For the second-grade science fair, my experiment was called “Does salt make the difference?”  Essentially, I put a “pinch” of salt on the top of a cup of ice.  Then I put it back in the freezer.  My results?  Even though the ice was in the freezer, the salt corrupted it.  The ice melted, and I was soon looking at a bunch of saltwater.  Amazing how only the smallest bit of salt could get the ice to melt.

Imagine that gluten is like the salt.  This does not bode well for those with celiac disease.  No matter where you are, what you are doing, the smallest bit of gluten can contaminate anything.  For example: your kid puts his wheat toast on a counter you keep gluten-free?  Now, all of the sudden, that counter isn’t too celiac-friendly. You wash it carefully, but are still a little concerned — so you pull out your handy, dandy GlutenTox Home kit.

You didn’t know GlutenTox Home could be used on surface?  It’s true!  In a few easy steps you can find out whether your suspicions are well-placed.  Simply:

  1. pry the plastic case open with a thin blade and remove the test strip from inside.
  2. you’ll notice that the end of the strip that was directly under the well for dropping dilution solution has a cottony texture.
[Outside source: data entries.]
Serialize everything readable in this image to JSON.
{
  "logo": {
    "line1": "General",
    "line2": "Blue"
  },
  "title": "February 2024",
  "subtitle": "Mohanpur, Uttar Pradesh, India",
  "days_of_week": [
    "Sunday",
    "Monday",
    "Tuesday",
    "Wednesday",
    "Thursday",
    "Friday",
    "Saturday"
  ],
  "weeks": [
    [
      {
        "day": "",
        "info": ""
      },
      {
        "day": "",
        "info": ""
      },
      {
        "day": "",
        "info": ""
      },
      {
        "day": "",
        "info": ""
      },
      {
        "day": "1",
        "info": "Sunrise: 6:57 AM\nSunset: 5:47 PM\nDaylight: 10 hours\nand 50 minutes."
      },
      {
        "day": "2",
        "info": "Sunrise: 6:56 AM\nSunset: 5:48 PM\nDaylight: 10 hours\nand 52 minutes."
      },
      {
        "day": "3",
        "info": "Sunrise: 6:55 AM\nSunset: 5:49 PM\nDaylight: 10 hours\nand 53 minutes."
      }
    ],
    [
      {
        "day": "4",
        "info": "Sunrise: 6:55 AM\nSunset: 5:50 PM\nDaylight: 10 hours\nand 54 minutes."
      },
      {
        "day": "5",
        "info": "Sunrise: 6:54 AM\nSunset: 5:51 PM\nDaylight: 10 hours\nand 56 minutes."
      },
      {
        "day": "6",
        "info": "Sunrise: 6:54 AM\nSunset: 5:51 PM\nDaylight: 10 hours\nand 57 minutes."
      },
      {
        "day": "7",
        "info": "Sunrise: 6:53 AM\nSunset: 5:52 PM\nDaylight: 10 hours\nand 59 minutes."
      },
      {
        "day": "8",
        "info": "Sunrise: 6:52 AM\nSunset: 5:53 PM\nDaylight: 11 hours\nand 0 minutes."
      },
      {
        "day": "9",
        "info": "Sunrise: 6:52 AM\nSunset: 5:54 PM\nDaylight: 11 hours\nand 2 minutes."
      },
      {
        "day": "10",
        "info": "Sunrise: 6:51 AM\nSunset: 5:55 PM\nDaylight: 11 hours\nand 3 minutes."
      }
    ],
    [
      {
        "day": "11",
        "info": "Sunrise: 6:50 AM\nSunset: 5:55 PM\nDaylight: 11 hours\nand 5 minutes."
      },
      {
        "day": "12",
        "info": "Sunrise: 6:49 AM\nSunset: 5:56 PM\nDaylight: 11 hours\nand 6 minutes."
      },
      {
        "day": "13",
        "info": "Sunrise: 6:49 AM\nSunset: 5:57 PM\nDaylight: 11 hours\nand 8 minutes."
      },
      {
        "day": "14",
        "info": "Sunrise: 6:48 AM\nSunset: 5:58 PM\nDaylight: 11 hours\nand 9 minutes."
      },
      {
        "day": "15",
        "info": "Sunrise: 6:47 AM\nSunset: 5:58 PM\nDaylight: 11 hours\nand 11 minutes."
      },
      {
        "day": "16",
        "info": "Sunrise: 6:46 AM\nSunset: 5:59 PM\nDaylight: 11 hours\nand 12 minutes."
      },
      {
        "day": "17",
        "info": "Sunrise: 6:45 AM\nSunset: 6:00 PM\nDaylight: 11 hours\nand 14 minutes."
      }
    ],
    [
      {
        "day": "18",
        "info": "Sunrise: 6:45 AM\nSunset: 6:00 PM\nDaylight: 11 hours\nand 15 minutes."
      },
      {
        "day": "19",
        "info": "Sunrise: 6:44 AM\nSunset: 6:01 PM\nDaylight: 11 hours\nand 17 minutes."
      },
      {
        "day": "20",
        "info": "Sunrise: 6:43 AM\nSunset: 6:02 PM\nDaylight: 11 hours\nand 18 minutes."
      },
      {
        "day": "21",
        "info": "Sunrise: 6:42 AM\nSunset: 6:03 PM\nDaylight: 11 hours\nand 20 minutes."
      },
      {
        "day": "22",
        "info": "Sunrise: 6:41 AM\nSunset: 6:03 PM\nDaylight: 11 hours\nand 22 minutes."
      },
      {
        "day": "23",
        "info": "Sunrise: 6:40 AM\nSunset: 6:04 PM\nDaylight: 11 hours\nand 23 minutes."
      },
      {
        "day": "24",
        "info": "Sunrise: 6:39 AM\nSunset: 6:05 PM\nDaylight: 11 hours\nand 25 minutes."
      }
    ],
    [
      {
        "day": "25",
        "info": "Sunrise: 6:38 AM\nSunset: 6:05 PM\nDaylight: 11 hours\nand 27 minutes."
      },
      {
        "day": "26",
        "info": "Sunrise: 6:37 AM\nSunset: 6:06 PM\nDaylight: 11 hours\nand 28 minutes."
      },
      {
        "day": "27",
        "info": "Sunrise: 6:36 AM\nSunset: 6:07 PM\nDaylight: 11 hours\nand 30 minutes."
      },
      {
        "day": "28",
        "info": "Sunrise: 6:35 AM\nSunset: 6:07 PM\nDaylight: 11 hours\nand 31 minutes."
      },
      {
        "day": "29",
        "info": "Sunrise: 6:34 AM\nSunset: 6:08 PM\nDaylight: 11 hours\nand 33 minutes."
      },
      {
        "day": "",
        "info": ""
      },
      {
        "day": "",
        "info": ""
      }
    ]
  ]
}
It probably also has a faint oval pressed into it from the plastic case.
  3. using clean hands, rub this cottony end over 2.5 square inches of any hard surface.
  4. carefully dip just the cottony end into the blue vial of dilution solution for two seconds. Alternately, use a clean pipette to put 6 drops of dilution solution into the vial’s overturned blue cap, and dip the cottony end into that until it’s absorbed.
  5. lie the strip flat, cotton-side up, and wait ten minutes. The results can be read like any other GlutenTox Home test: pink line means gluten.

What does “testing positive” mean?  Well, say you were planning on making some nice gluten-free cookies.  If you knead one kilo of dough, (weighing as much as your average dictionary or a regular-sized pineapple) on a contaminated surface, the cookies would contain at least a trace of gluten.

Know the difference between contaminated and decontaminated, and test the surfaces in your house so that you avoid consuming gluten unknowingly. For GlutenTox Home to get an accurate read, you only have to test 2.5 square inches of surface to get an accurate idea about your counter.  Smaller than the diameter of a coffee mug or the edge of your tin-foil box… so tiny, and yet so large an impact on your health.